Cosmin's grandmother lives in a little village called Unimat in Transylvania, her kitchen is in a separate building to the main house and everything is cooked on a tiny wood burning stove. They grow their own crops, make their own palinca (plum moonshine), and fatten up pigs and chickens for the chop. I love Cosmin’s gran, she force feeds you with the biggest smile on her face but you can’t begrudge her because she’s an excellent cook; and she’ll tell you that …in fact she’ll tell you that she’s the best cook in the whole of Romania.
Clockwise from top left Cosmin’s mother, grandfather, grandmother, father, Cosmin and his sister outside his grandparent’s kitchen.
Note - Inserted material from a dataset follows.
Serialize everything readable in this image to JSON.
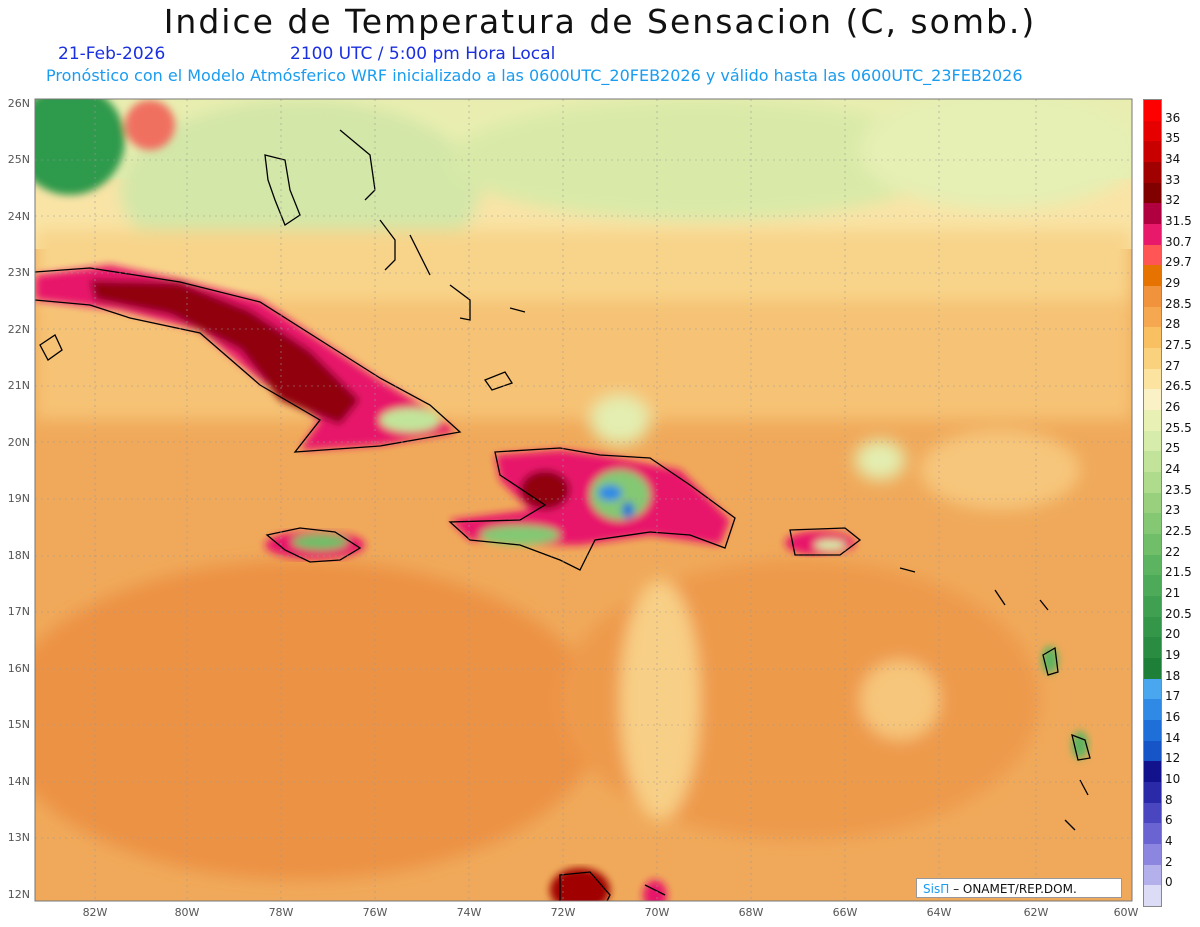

In the towns and cities kitchens are for the most part very similar to those in England, the only difference being what you can expect to find in the fridge. There will always be a vat of ciorba (a catch-all name for various soups seasoned with vinegar and sour cream); you’ll probably find a batch of sarmale (cabbage rolls stuffed with pork and rice) which a well-meaning aunt has insisted you take home so you don’t starve; hanks of salted pork; pickles galore; the biggest juiciest tomatoes in the world; cheeses and massive chunks of slanina (unrendered pork fat); As for Cosmin’s folks home in Tăşnad you’ll also find a wedding cake or three (his mami has a cake business).